CS A concern of mine is that the children's choir at my church is so small, and the percentage of children participating in the church music program is so small. I'd love to see our church recognize the entire church school as the youth choir. I'd like to see the Sunday school teachers singing and teaching hymns in their classes. Wouldn't it be great if the entire Sunday school was the choir for some service?
RE Speaking of recruitment and retention of choir members, share some of your best strategies.
CS I think the responsibility has to be placed back on the parents. Parents need to say that a lot of activities are open for negotiation, but not music involvement. Too many parents give their children a choice; and most kids would rather watch TV than be in a choir.
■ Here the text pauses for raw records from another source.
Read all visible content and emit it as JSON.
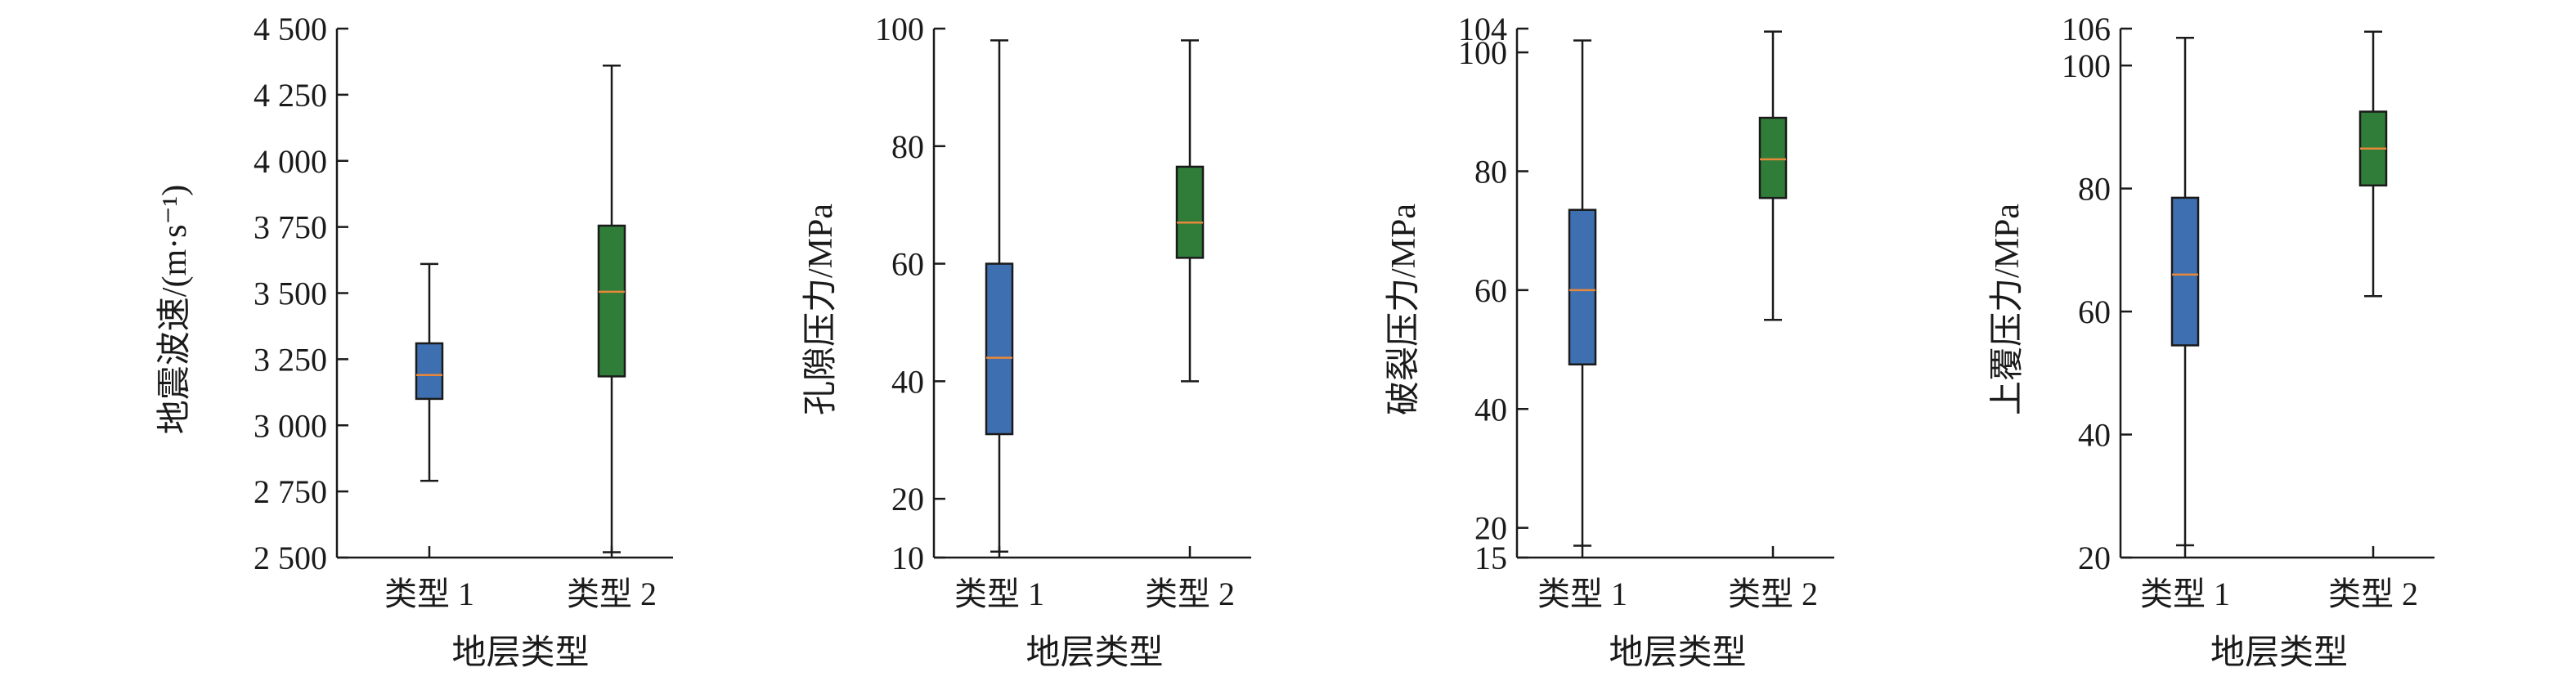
{
  "chart_data": [
    {
      "type": "box",
      "ylabel": "地震波速/(m·s⁻¹)",
      "xlabel": "地层类型",
      "categories": [
        "类型 1",
        "类型 2"
      ],
      "yticks": [
        2500,
        2750,
        3000,
        3250,
        3500,
        3750,
        4000,
        4250,
        4500
      ],
      "ytick_labels": [
        "2 500",
        "2 750",
        "3 000",
        "3 250",
        "3 500",
        "3 750",
        "4 000",
        "4 250",
        "4 500"
      ],
      "ylim": [
        2500,
        4500
      ],
      "boxes": [
        {
          "whisker_low": 2790,
          "q1": 3100,
          "median": 3190,
          "q3": 3310,
          "whisker_high": 3610,
          "color": "#3e6fb0"
        },
        {
          "whisker_low": 2520,
          "q1": 3185,
          "median": 3505,
          "q3": 3755,
          "whisker_high": 4360,
          "color": "#2f7d39"
        }
      ]
    },
    {
      "type": "box",
      "ylabel": "孔隙压力/MPa",
      "xlabel": "地层类型",
      "categories": [
        "类型 1",
        "类型 2"
      ],
      "yticks": [
        10,
        20,
        40,
        60,
        80,
        100
      ],
      "ytick_labels": [
        "10",
        "20",
        "40",
        "60",
        "80",
        "100"
      ],
      "ylim": [
        10,
        100
      ],
      "boxes": [
        {
          "whisker_low": 11,
          "q1": 31,
          "median": 44,
          "q3": 60,
          "whisker_high": 98,
          "color": "#3e6fb0"
        },
        {
          "whisker_low": 40,
          "q1": 61,
          "median": 67,
          "q3": 76.5,
          "whisker_high": 98,
          "color": "#2f7d39"
        }
      ]
    },
    {
      "type": "box",
      "ylabel": "破裂压力/MPa",
      "xlabel": "地层类型",
      "categories": [
        "类型 1",
        "类型 2"
      ],
      "yticks": [
        15,
        20,
        40,
        60,
        80,
        100,
        104
      ],
      "ytick_labels": [
        "15",
        "20",
        "40",
        "60",
        "80",
        "100",
        "104"
      ],
      "ylim": [
        15,
        104
      ],
      "boxes": [
        {
          "whisker_low": 17,
          "q1": 47.5,
          "median": 60,
          "q3": 73.5,
          "whisker_high": 102,
          "color": "#3e6fb0"
        },
        {
          "whisker_low": 55,
          "q1": 75.5,
          "median": 82,
          "q3": 89,
          "whisker_high": 103.5,
          "color": "#2f7d39"
        }
      ]
    },
    {
      "type": "box",
      "ylabel": "上覆压力/MPa",
      "xlabel": "地层类型",
      "categories": [
        "类型 1",
        "类型 2"
      ],
      "yticks": [
        20,
        40,
        60,
        80,
        100,
        106
      ],
      "ytick_labels": [
        "20",
        "40",
        "60",
        "80",
        "100",
        "106"
      ],
      "ylim": [
        20,
        106
      ],
      "boxes": [
        {
          "whisker_low": 22,
          "q1": 54.5,
          "median": 66,
          "q3": 78.5,
          "whisker_high": 104.5,
          "color": "#3e6fb0"
        },
        {
          "whisker_low": 62.5,
          "q1": 80.5,
          "median": 86.5,
          "q3": 92.5,
          "whisker_high": 105.5,
          "color": "#2f7d39"
        }
      ]
    }
  ],
  "style": {
    "median_color": "#e8883a",
    "axis_color": "#1a1a1a",
    "box_outline": "#1a1a1a"
  }
}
MB Until a child has experienced music, how can he or she make an informed choice? Perhaps by the time they're in high school they can choose whether or not they want to continue. By that time they will have the tools that will last them the rest of their lives.
RE I want to switch gears and talk about choir techniques for children's choirs. What are some common, unhealthy vocal tendencies that you see in children's choirs?
CS There are a lot of young people who vocally imitate pop culture. And it produces an unresonant, pinchy sound. So I try to provide a good model in my own voice. Children are good imitators; if they hear good singing, they will likely imitate good singing. When I hear what I think is a healthy sound, then I affirm that sound.
MB Vocal production involves the whole person. Singing is a vocal, but also physical, emotional, and spiritual experience. So my rehearsals include a lot of movement. When children come alive, you can just feel the "electricity" between them and the music and the conductor. That's our goal—to have that initimacy of connection on all those planes.
CS There has to be trust. Kids are very self-conscious. They need to know that choir is safe, and that they can rely on each other too. It is also important to get to know the children well; I work with each of them at my house in small groups. Another thing: the better the literature, the better kids sing. Quality literature brings out the best in children.
MB And let children be children. They are children first; respect them for that.
Our greatest challenge is to discern literature that is good coming out of our time. I know the "tried-and-true," but I also need to search out the best of what is being published now. My greatest hope is that musicians and church leaders can come together and agree that worship needs to be worship, not religious entertainment.
RE What are your all-time favorite anthems for children?
MB Bach's "We Hasten with Eager but Diligent Footsteps," Walter Hawkins's "Going Up a Yonder," Pinkham's "Angels Are Everywhere."
CS Buxtehude's "My Jesus Is My Lasting Joy," Harriet Ziegenhals's "Now Let the Heavens be Joyful," Martin How's "Day by Day," John Horman's "My Heart Rejoices in the Lord."
RE Thanks so much for your time, and for the important work you are doing for the children of the church. We look forward to learning more from you at COLAM.